In the rapidly evolving sphere of renewable energy, the creation of off-grid charging stations (OGCS) for electric vehicles (EVs) and vehicles (HVs) marks a significant milestone.
The study by Peiru Jian, Si Xiang, and Mohammad Hosein Sabzalian, published in the International Journal of Hydrogen Energy, delves into the use of a novel stochastic p-robust optimization technique (SPROT) for optimizing the planning and operation of an OGCS. This charging station uniquely integrates a photovoltaic (PV) system, hydrogen storage system (HSS), fuel cells (FC), and a diesel generator (DG) to continuously supply energy to EVs and HVs. The research evaluates and compares the efficiency of SPROT against traditional scenario-based stochastic optimization (SOT).

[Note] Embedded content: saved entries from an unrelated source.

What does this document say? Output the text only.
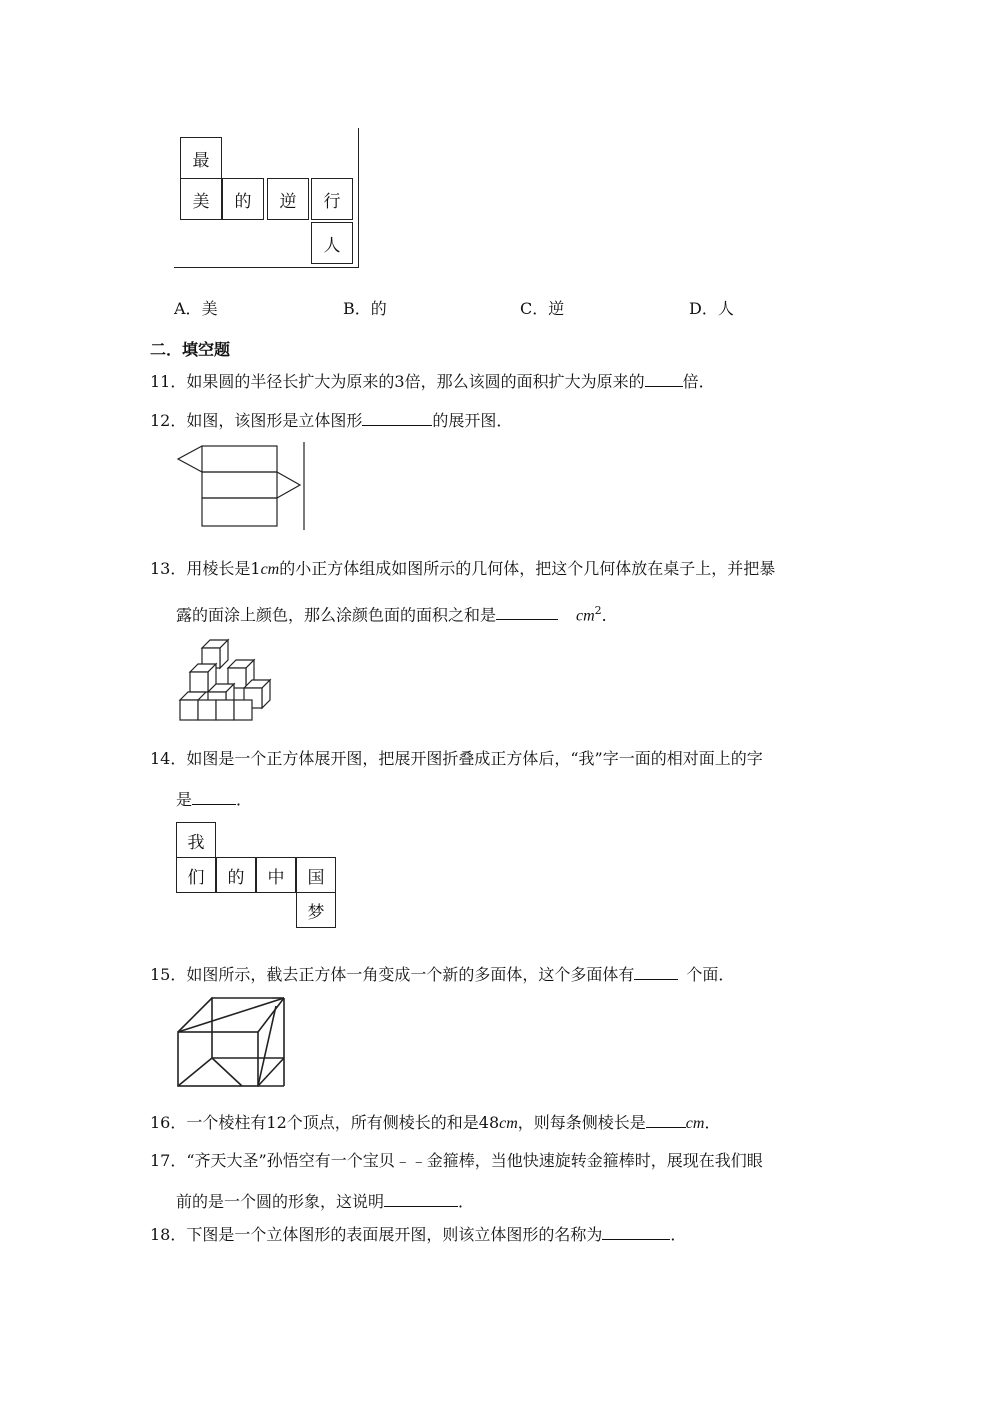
最
美	的	逆	行
人
A．美	B．的	C．逆	D．人
二．填空题
11．如果圆的半径长扩大为原来的3倍，那么该圆的面积扩大为原来的 倍．
12．如图，该图形是立体图形	的展开图．
13．用棱长是1cm的小正方体组成如图所示的几何体，把这个几何体放在桌子上，并把暴
露的面涂上颜色，那么涂颜色面的面积之和是	$cm^2$．
14．如图是一个正方体展开图，把展开图折叠成正方体后，“我”字一面的相对面上的字
是	．
我
们	的	中	国
梦
15．如图所示，截去正方体一角变成一个新的多面体，这个多面体有	个面．
16．一个棱柱有12个顶点，所有侧棱长的和是48cm，则每条侧棱长是	cm．
17．“齐天大圣”孙悟空有一个宝贝﹣﹣金箍棒，当他快速旋转金箍棒时，展现在我们眼
前的是一个圆的形象，这说明	．
18．下图是一个立体图形的表面展开图，则该立体图形的名称为	．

The OGCS described in this research aims to operate independently of the national grid while ensuring reliable energy supply for both electric and hydrogen vehicles. The PV system serves as the primary energy source, with the HSS and FC acting as backup systems. In scenarios of extreme uncertainty, such as sudden increases in load or lack of solar power, a diesel generator is included to provide additional security against load interruptions.
A key challenge in utilizing renewable energy is handling the variability and uncertainty in both energy production and demand. This study simulates these uncertainties, focusing on electric and hydrogen loads and PV power generation. By implementing a stochastic p-robust optimization technique, the researchers aim to minimize the maximum relative regret (MRR), enhancing the robustness of the charging station’s operations under worst-case scenarios.
The researchers found that applying SPROT leads to a slight increase in the average cost (by 4.51%) but substantially reduces the maximum relative regret by 45.73%. This suggests that while SPROT is more expensive, it provides a more reliable and robust solution for uncertain environments. Additionally, the required installed capacity for the PV system decreased marginally from 1688 kW to 1685 kW, while the capacity for the diesel generator increased from 78 kW to 123 kW. These adjustments reflect a shift towards a more balanced and resilient energy mix for the OGCS.